ChatGPT has shown that reinforcement learning can be a very effective way of aligning language models to our purposes, and a codebase has a naturally associated dependency graph, which could potentially help with credit assignment, so actions that wrote the most popular functions/theorems in the codebase/library could be rewarded. As a bonus, PageRank is easy on a DAG.

I've written down some thoughts in this tweet thread a few weeks ago but apparently I was talking into air 😂 Are my ideas too crazy, or too well-known and already actively pursued in major labs @Geoffrey Irving @Timothee Lacroix? Or maybe I was just shadow-banned by Twitter. (Unfortunately it seems OpenAI's Lean paper authors have all left ...)

I think these ideas overlap with those of memorizing transformers from @Yuhuai Tony Wu, @Christian Szegedy, et al. which use non-differentiable memory as well, but memory access is via kNN lookup of vector embeddings. Since LMs are supposed to good at languages, I think it's natural to let them establish and follow naming conventions to name the new concepts they invented, and interact with their memory via tokens, but I don't have the experience to judge which approach is more practical.

As for democratization of access, I'm generally optimistic: I'm pretty impressed that I can now run Stable Diffusion (SD) to create 512x512 images with just 4GB VRAM on my laptop. And it may not be difficult to adapt LMs to our particular purpose: for example, it now suffice to fine-tune only 3MB of the SD model's parameters on custom data, thanks to LoRA. Open Assistant is now crowd-sourcing training data to create a ChatGPT clone, and this paradigm of distributed data generation combined with centralized training could be traced back to Leela Zero / Leela Chess Zero. It's worth noting that people are building distributed training infrastructure as well, but it may take time to mature.

Volunteer computing has a long history and people have donated massive amounts of compute to projects like GIMPS (Mersenne prime search), or Fishtest, and through BOINC. So it's just a matter of popularizing mathematics to get more computing resources directed to mathlib. When AI is capable of creating new mathematics, it will draw even more volunteer resources: it's much more exciting to see long-standing conjectures being solved than seeing Elo rating keeps improving monotonically (pun intended). Considering how fast LMs can turn natural language into code and vice versa (already useful in reverse engineering), I think the formal-informal gap could be fairly small for machines.

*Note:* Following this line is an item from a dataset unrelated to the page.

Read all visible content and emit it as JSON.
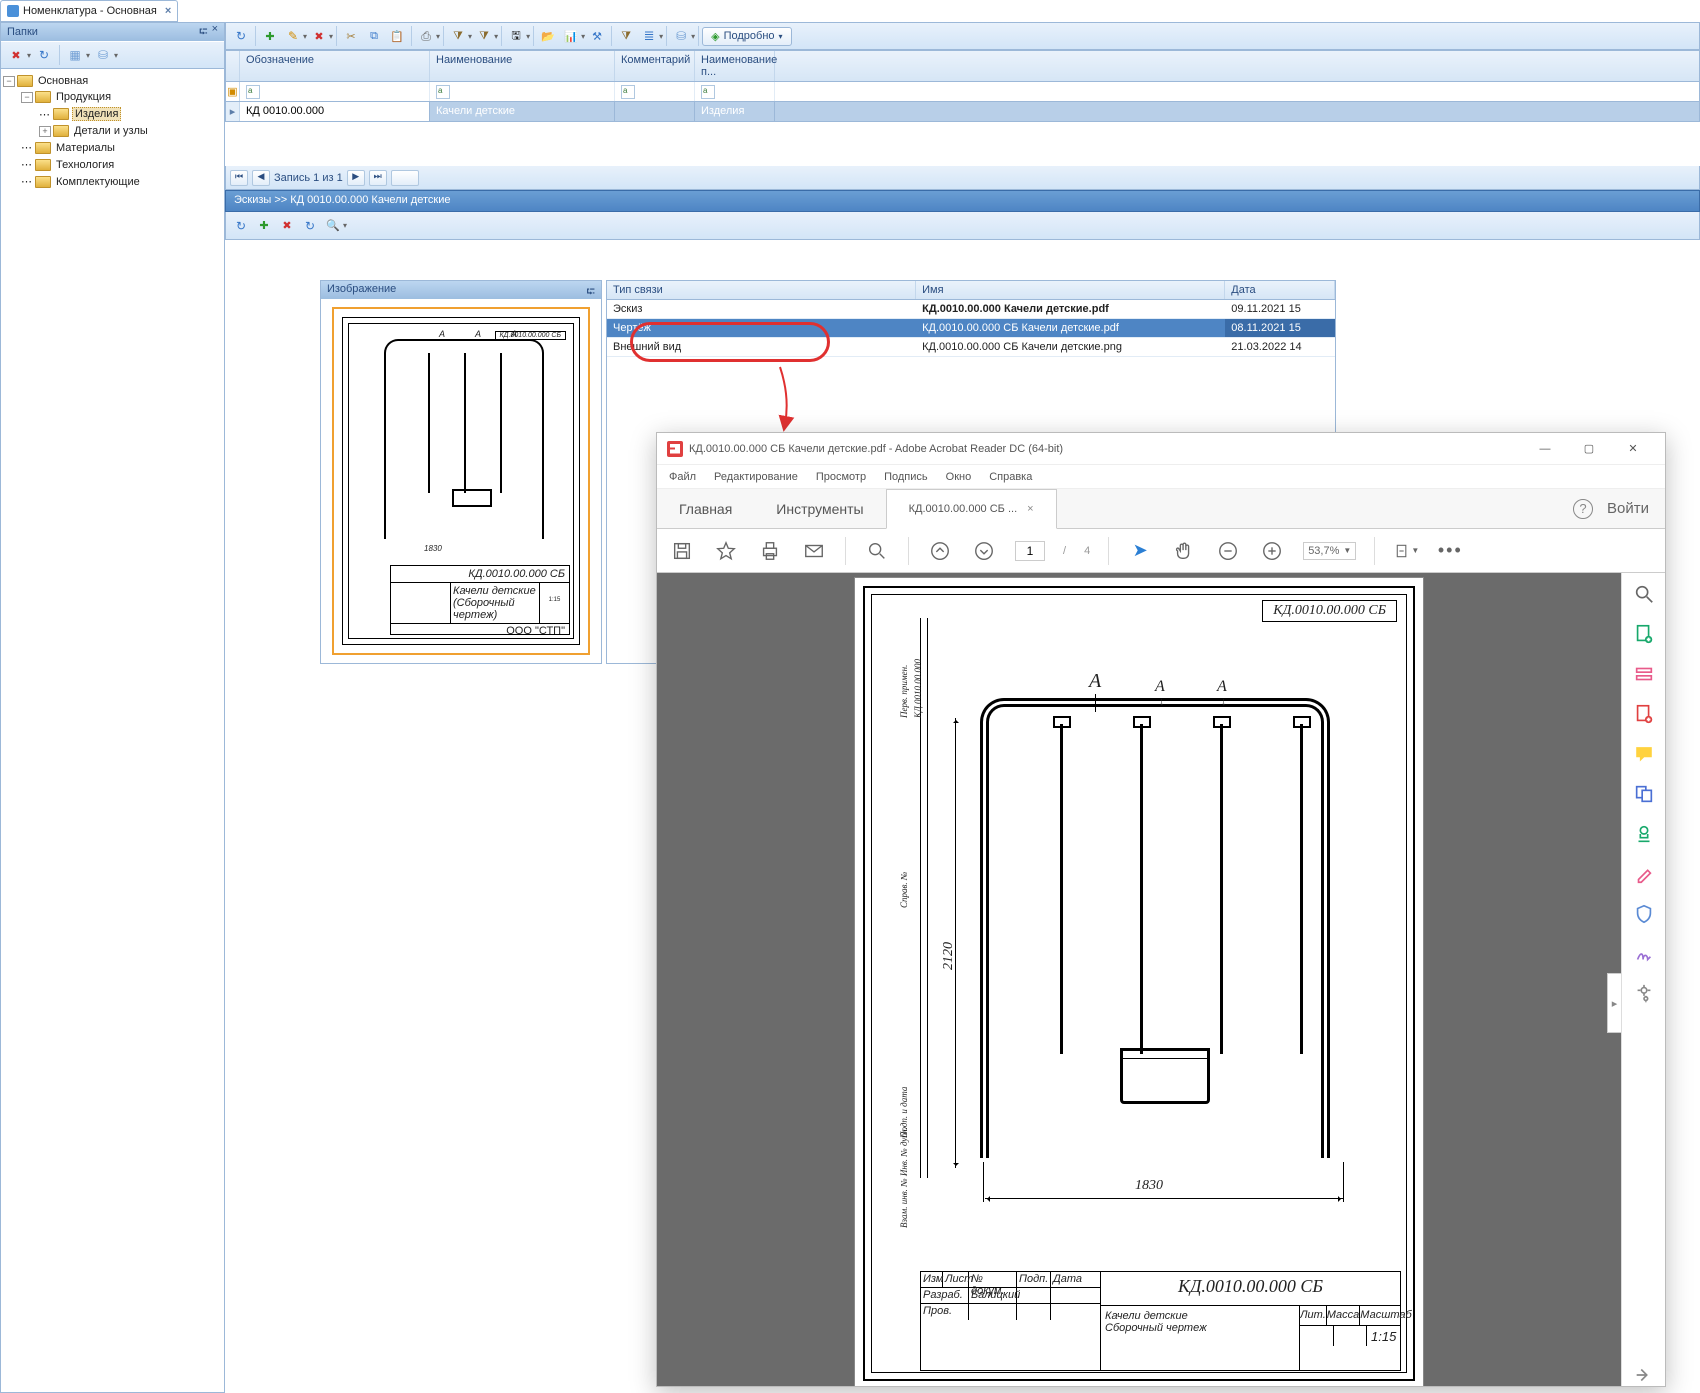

Time is on our side. Conversational LMs will revolutionize education, and people around the world will get equal access to the most sophisticated mathematical ideas. Advanced mathematics will come out of brains of geniuses and ivory towers and reach more people than ever. (mathlib is already democratizing access to every detail for every proof and definition in it, which you don't normally get in textbooks, and LMs will be able to parse and summarize the Lean code and explain the big picture.) As automation progresses and people work less hours, they will have more spare time to devote to mathematics, among other means of entertainment. Gladly, Microsoft's CEO seems to share the same vision:

Do we need to learn math anymore? Why learn math?
Lemme tell you, I'm an electrical engineer who never understood the Maxwell's equations. So now I finally get, thanks to ChatGPT, a better understanding of it. So I think one of the things is we will all enjoy a lot more math because we will have that personalized tutor who will, in fact, be able to intervene at the crucial time when you're making a conceptual mistake and help you learn. So just imagine that, just Matt, what if there was a fantastic tutor teacher for every student learning math going forward, that is now possible.

Exciting times are ahead!

(Mandatory disclaimer: ChatGPT did not engage in the writing of this essay.)